Doc Savage freely admitted to having seen no signs of any submarine activity.

“It is my conclusion,” he stated, “that certain persons of foreign extraction who had booked passage on the
Caribbulla
had come to suspect that they were being watched, and took matters into their own hands.”

“By blowing up the entire boat?” one official blurted out, aghast.

“So it would appear,” Doc replied calmly.

“Rather extreme, would you not say?”

“I would,” admitted Doc.

“What do you think these rotters were about, that in order to escape they would sink a passenger ship and manage to vanish in mid-ocean?”

“A reasonable person,” returned Doc thoughtfully, “would assume they had a boat or a submarine, which they radioed, and managed to make rendezvous with.”

“But you say there were no signs of a submersible?”

“My vessel is equipped with sensitive listening devices, and I detected no sound consistent with Diesel or electric engines belonging to an underwater vessel.”

“Do you have any inkling of their scheme?”

“Only that it is of the highest importance to them and that they will stop at nothing to bring it to fruition—or to eliminate anyone in their path,” advised Doc.

“But you do not know the particulars?” pressed one official.

“No.”

Another asked, “Have you any reason to suspect that these people are working against British interests?”

“I have no data one way or the other.
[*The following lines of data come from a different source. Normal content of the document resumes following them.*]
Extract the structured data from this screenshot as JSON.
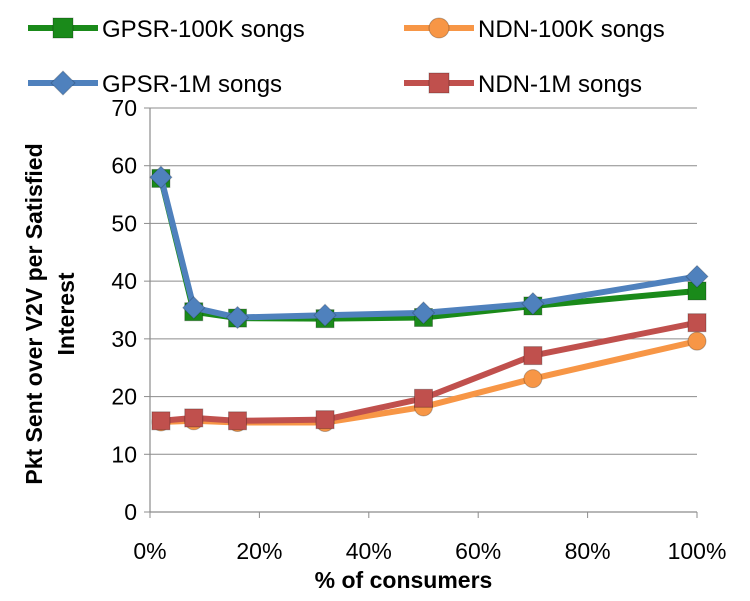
{
  "chart_data": {
    "type": "line",
    "title": "",
    "xlabel": "% of consumers",
    "ylabel_line1": "Pkt Sent over V2V per Satisfied",
    "ylabel_line2": "Interest",
    "xlim": [
      0,
      1
    ],
    "ylim": [
      0,
      70
    ],
    "x_ticks": [
      0,
      0.2,
      0.4,
      0.6,
      0.8,
      1.0
    ],
    "x_tick_labels": [
      "0%",
      "20%",
      "40%",
      "60%",
      "80%",
      "100%"
    ],
    "y_ticks": [
      0,
      10,
      20,
      30,
      40,
      50,
      60,
      70
    ],
    "y_tick_labels": [
      "0",
      "10",
      "20",
      "30",
      "40",
      "50",
      "60",
      "70"
    ],
    "grid": "horizontal",
    "legend_position": "top",
    "series": [
      {
        "name": "GPSR-100K songs",
        "color": "#1a8a1a",
        "marker": "square",
        "x": [
          0.02,
          0.08,
          0.16,
          0.32,
          0.5,
          0.7,
          1.0
        ],
        "values": [
          57.8,
          34.7,
          33.6,
          33.5,
          33.7,
          35.7,
          38.3
        ]
      },
      {
        "name": "GPSR-1M songs",
        "color": "#4f81bd",
        "marker": "diamond",
        "x": [
          0.02,
          0.08,
          0.16,
          0.32,
          0.5,
          0.7,
          1.0
        ],
        "values": [
          58.0,
          35.4,
          33.7,
          34.1,
          34.5,
          36.1,
          40.8
        ]
      },
      {
        "name": "NDN-100K songs",
        "color": "#f79646",
        "marker": "circle",
        "x": [
          0.02,
          0.08,
          0.16,
          0.32,
          0.5,
          0.7,
          1.0
        ],
        "values": [
          15.6,
          15.8,
          15.5,
          15.5,
          18.2,
          23.1,
          29.6
        ]
      },
      {
        "name": "NDN-1M songs",
        "color": "#c0504d",
        "marker": "square",
        "x": [
          0.02,
          0.08,
          0.16,
          0.32,
          0.5,
          0.7,
          1.0
        ],
        "values": [
          15.8,
          16.3,
          15.8,
          16.0,
          19.7,
          27.1,
          32.8
        ]
      }
    ]
  }
}
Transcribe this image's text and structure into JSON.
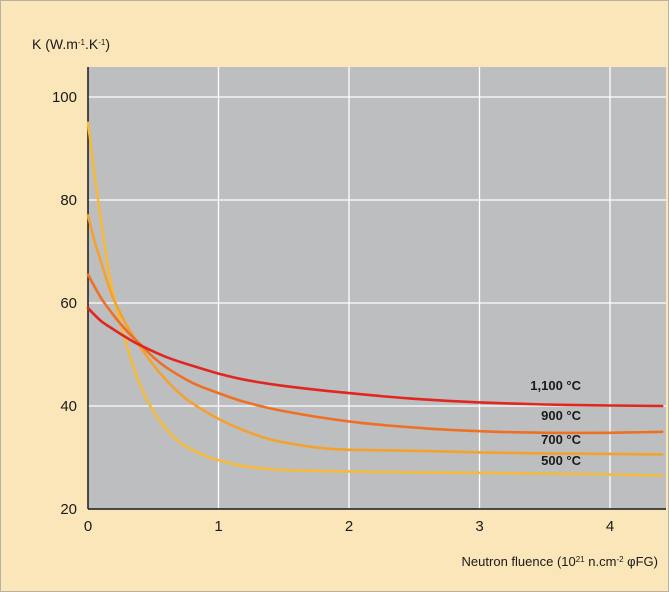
{
  "chart_data": {
    "type": "line",
    "title": "",
    "ylabel": "K (W.m-1.K-1)",
    "ylabel_parts": {
      "base": "K (W.m",
      "sup1": "-1",
      "mid": ".K",
      "sup2": "-1",
      "end": ")"
    },
    "xlabel": "Neutron fluence (10²¹ n.cm⁻² φFG)",
    "xlabel_parts": {
      "base": "Neutron fluence (10",
      "sup1": "21",
      "mid": " n.cm",
      "sup2": "-2",
      "end": " φFG)"
    },
    "xlim": [
      0,
      4.4
    ],
    "ylim": [
      20,
      105
    ],
    "x_ticks": [
      0,
      1,
      2,
      3,
      4
    ],
    "x_tick_labels": [
      "0",
      "1",
      "2",
      "3",
      "4"
    ],
    "y_ticks": [
      20,
      40,
      60,
      80,
      100
    ],
    "y_tick_labels": [
      "20",
      "40",
      "60",
      "80",
      "100"
    ],
    "grid": true,
    "plot_background": "#bdbec0",
    "figure_background": "#fae6b9",
    "grid_color": "#ffffff",
    "series": [
      {
        "name": "500 °C",
        "color": "#f5b93b",
        "x": [
          0,
          0.05,
          0.1,
          0.15,
          0.2,
          0.25,
          0.3,
          0.35,
          0.4,
          0.5,
          0.6,
          0.7,
          0.8,
          0.9,
          1.0,
          1.2,
          1.5,
          2.0,
          2.5,
          3.0,
          3.5,
          4.0,
          4.4
        ],
        "y": [
          95,
          85,
          76,
          67.5,
          61,
          56,
          51.5,
          47.5,
          44,
          39,
          35.5,
          33,
          31.5,
          30.3,
          29.5,
          28.3,
          27.6,
          27.3,
          27.1,
          27,
          26.9,
          26.7,
          26.5
        ]
      },
      {
        "name": "700 °C",
        "color": "#f4a22d",
        "x": [
          0,
          0.05,
          0.1,
          0.15,
          0.2,
          0.3,
          0.4,
          0.5,
          0.6,
          0.7,
          0.8,
          1.0,
          1.2,
          1.4,
          1.6,
          1.8,
          2.0,
          2.5,
          3.0,
          3.5,
          4.0,
          4.4
        ],
        "y": [
          77,
          72,
          68,
          64,
          60.5,
          55.5,
          51.5,
          48,
          45,
          42.5,
          40.5,
          37.5,
          35.2,
          33.5,
          32.5,
          31.8,
          31.5,
          31.3,
          31,
          30.8,
          30.7,
          30.6
        ]
      },
      {
        "name": "900 °C",
        "color": "#ee7024",
        "x": [
          0,
          0.1,
          0.2,
          0.3,
          0.4,
          0.5,
          0.6,
          0.8,
          1.0,
          1.2,
          1.5,
          2.0,
          2.5,
          3.0,
          3.5,
          4.0,
          4.4
        ],
        "y": [
          65.5,
          61,
          57.5,
          54.5,
          52,
          49.5,
          47.5,
          44.5,
          42.5,
          40.8,
          39,
          37,
          35.8,
          35.1,
          34.8,
          34.8,
          35
        ]
      },
      {
        "name": "1,100 °C",
        "color": "#e0261f",
        "x": [
          0,
          0.1,
          0.2,
          0.3,
          0.4,
          0.6,
          0.8,
          1.0,
          1.2,
          1.5,
          2.0,
          2.5,
          3.0,
          3.5,
          4.0,
          4.4
        ],
        "y": [
          59,
          56.5,
          54.8,
          53.2,
          51.8,
          49.5,
          47.8,
          46.3,
          45.1,
          43.9,
          42.5,
          41.4,
          40.7,
          40.3,
          40.1,
          40
        ]
      }
    ]
  }
}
But they were headed south—how far south is open to speculation.”

They conferred until noon with the bronze man patiently fielding question after question, seeming to talk freely, but in fact volunteering no usable information beyond the gravity of the situation as it had already developed.

Doc Savage thought it prudent not to mention the sighting of the merman—or whatever the oceanic gargoyle was.

At length, the official stood up and said, “Thank you for your cooperation in this unpleasant matter. You are free to depart Hamilton at any time.”

Doc Savage stood up and thanked everyone, saying, “Since we do not have a definite destination in mind, we may stay in port some while before we depart.”

“Be careful to apprise us of any developments which may affect British interests,” reminded the chief official. He was very grave in his tone.

“Yes,” added another. “Concealing information of vital interest to the Crown during wartime would be very inadvisable. Very.”

With that not-so-veiled threat hanging in the air, the bronze man left the building.

DOC SAVAGE collected his men in the waiting area, and said, “Let us repair to our boat.”

Puzzled, Ham asked, “We are not being detained?”

“Our services are very much appreciated, so we have been let go with a warning.”

“They have some nerve warning us,” grumbled Long Tom.

“Nonetheless,” said of the bronze man quietly, “it would be best if we took possession of the
Stormalong
immediately.”

The official car was waiting to take them where they wished to go. They rode in silence back to the waterfront. By this time, news of Doc Savage’s arrival in Bermuda had reached the fourth estate. There was a crowd of reporters ready and eager to interview the notoriously publicity-averse bronze man.